In conclusion, we have developed JUICE, a unique user-friendly and flexible module-based, open source data management system that has been developed to aid users in organizing and analyzing the large amount of data generated in an EST Project workflow. In comparison to other data management systems, JUICE pipelines may be modified and/or expanded to meet the changing needs of EST projects as well as other genomics based projects. By using the web-based interface, users may easily browse or search the multiple branches of the pipeline in order to analyze and compare the results of various processes, as well as store selected information into a clipboard. By accessing the information generated from different bioinformatic analyses in a more user-friendly and graphic manner, JUICE may serve as a useful tool for comparative sequence analyses such that new information hidden in the sequences may be unveiled.

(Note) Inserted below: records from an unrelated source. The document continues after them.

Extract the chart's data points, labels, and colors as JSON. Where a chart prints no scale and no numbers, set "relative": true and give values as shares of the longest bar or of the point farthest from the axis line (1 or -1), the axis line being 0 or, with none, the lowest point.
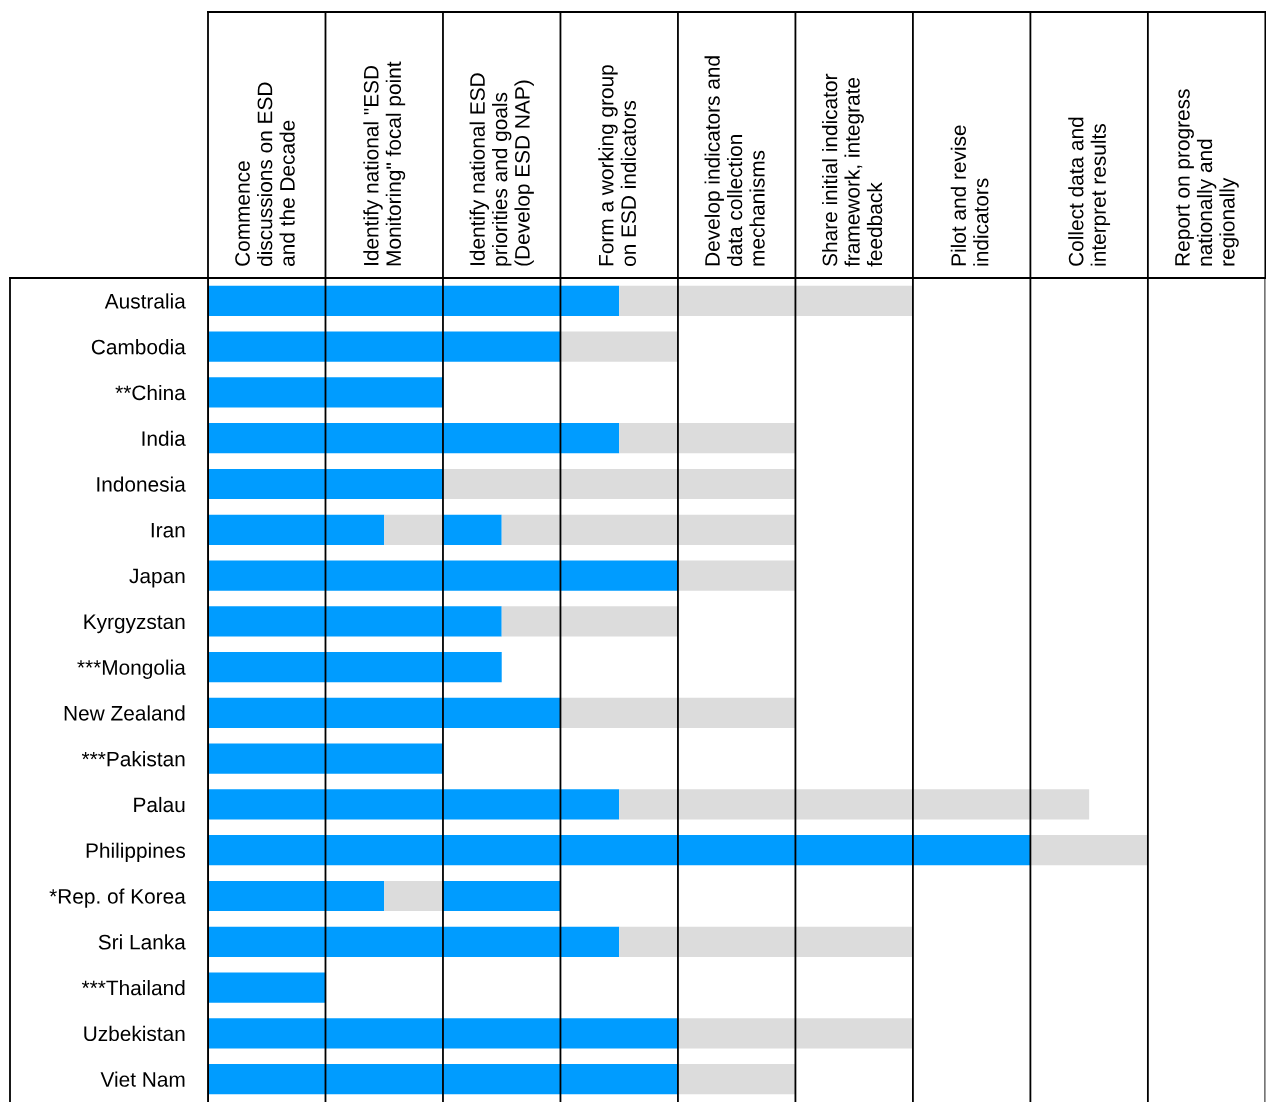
{
  "chart_data": {
    "type": "bar",
    "orientation": "horizontal",
    "stacked": true,
    "relative": true,
    "categories": [
      "Australia",
      "Cambodia",
      "**China",
      "India",
      "Indonesia",
      "Iran",
      "Japan",
      "Kyrgyzstan",
      "***Mongolia",
      "New Zealand",
      "***Pakistan",
      "Palau",
      "Philippines",
      "*Rep. of Korea",
      "Sri Lanka",
      "***Thailand",
      "Uzbekistan",
      "Viet Nam"
    ],
    "series": [
      {
        "color": "#009cff",
        "values": [
          0.4375,
          0.375,
          0.25,
          0.4375,
          0.25,
          0.1875,
          0.5,
          0.3125,
          0.3125,
          0.375,
          0.25,
          0.4375,
          0.875,
          0.1875,
          0.4375,
          0.125,
          0.5,
          0.5
        ]
      },
      {
        "color": "#dcdcdc",
        "values": [
          0.3125,
          0.125,
          null,
          0.1875,
          0.375,
          0.0625,
          0.125,
          0.1875,
          null,
          0.25,
          null,
          0.5,
          0.125,
          0.0625,
          0.3125,
          null,
          0.25,
          0.125
        ]
      },
      {
        "color": "#009cff",
        "values": [
          null,
          null,
          null,
          null,
          null,
          0.0625,
          null,
          null,
          null,
          null,
          null,
          null,
          null,
          0.125,
          null,
          null,
          null,
          null
        ]
      },
      {
        "color": "#dcdcdc",
        "values": [
          null,
          null,
          null,
          null,
          null,
          0.3125,
          null,
          null,
          null,
          null,
          null,
          null,
          null,
          null,
          null,
          null,
          null,
          null
        ]
      }
    ],
    "annotations": [
      "Commence\ndiscussions on ESD\nand the Decade",
      "Identify national \"ESD\nMonitoring\" focal point",
      "Identify national ESD\npriorities and goals\n(Develop ESD NAP)",
      "Form a working group\non ESD indicators",
      "Develop indicators and\ndata collection\nmechanisms",
      "Share initial indicator\nframework, integrate\nfeedback",
      "Pilot and revise\nindicators",
      "Collect data and\ninterpret results",
      "Report on progress\nnationally and\nregionally"
    ],
    "grid": "x",
    "legend": false
  }
}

Availability and requirements

JUICE has been tested successfully in server machines using Linux (Fedora Core 5, Ubuntu 6, Gentoo 2006, Suse 10.1 and Mandriva 2007) as the operating system with Apache, PHP, Perl and Mysql packages installed. In order to see the graphics, the GD library of PHP is needed. When navigating JUICE, the user will need a web browser, such as Internet Explorer or Firefox, with Java installed to see the chromatograms. JUICE has been released under the GNU Lesser General Public License (LGPL) and it can be downloaded from http://genoma.unab.cl/juice_system/ or http://www.genomavegetal.cl/juice_system/. A Readme file with installation instructions is available with the downloadable JUICE package. A user/administrator manual has been provided in order to aid in the installation and use of JUICE.

Abbreviations

BLAST Basic Local Alignment Search Tool

EST Expressed Sequence Tag

GUI Graphical User Interface

LGPL Lesser General Public License

SNPs Small Nucleotide Polymorphisms

Perl Practical Extraction and Report Language

Authors' contributions

ML designed the original functionalities of JUICE along with the design and development of database schemas and the initial system prototype. JS, CG and ML further developed and improved JUICE. PV, VM, JM, AM, and RC tested and critiqued JUICE as end-users. HS and LM conceived the system, participated in its design and coordination, and supervised the development and implementation of the JUICE software. ML, JS, HS and LM drafted the manuscript. HS, VC, RC, MG, AO, JR and LM supervised the Chilean Functional Genomics Consortium in Nectarines which provided the EST project workflow data which was utilized in the development and testing of JUICE. All authors read and approved the manuscript.

Acknowledgements

We would like to thank Dr. Ross Crowhurst from HortResearch, Mt Albert, Auckland, New Zealand for testing, commenting and improving the JUICE application.

This research was supported by ICM P02-009-F, FDI G02P1001 (Chilean Genome Initiative), ASOEX (Asociación de Exportadores de Chile A.G.), FDF (Fundación para el Desarrollo Frutícola), and Fundación Chile.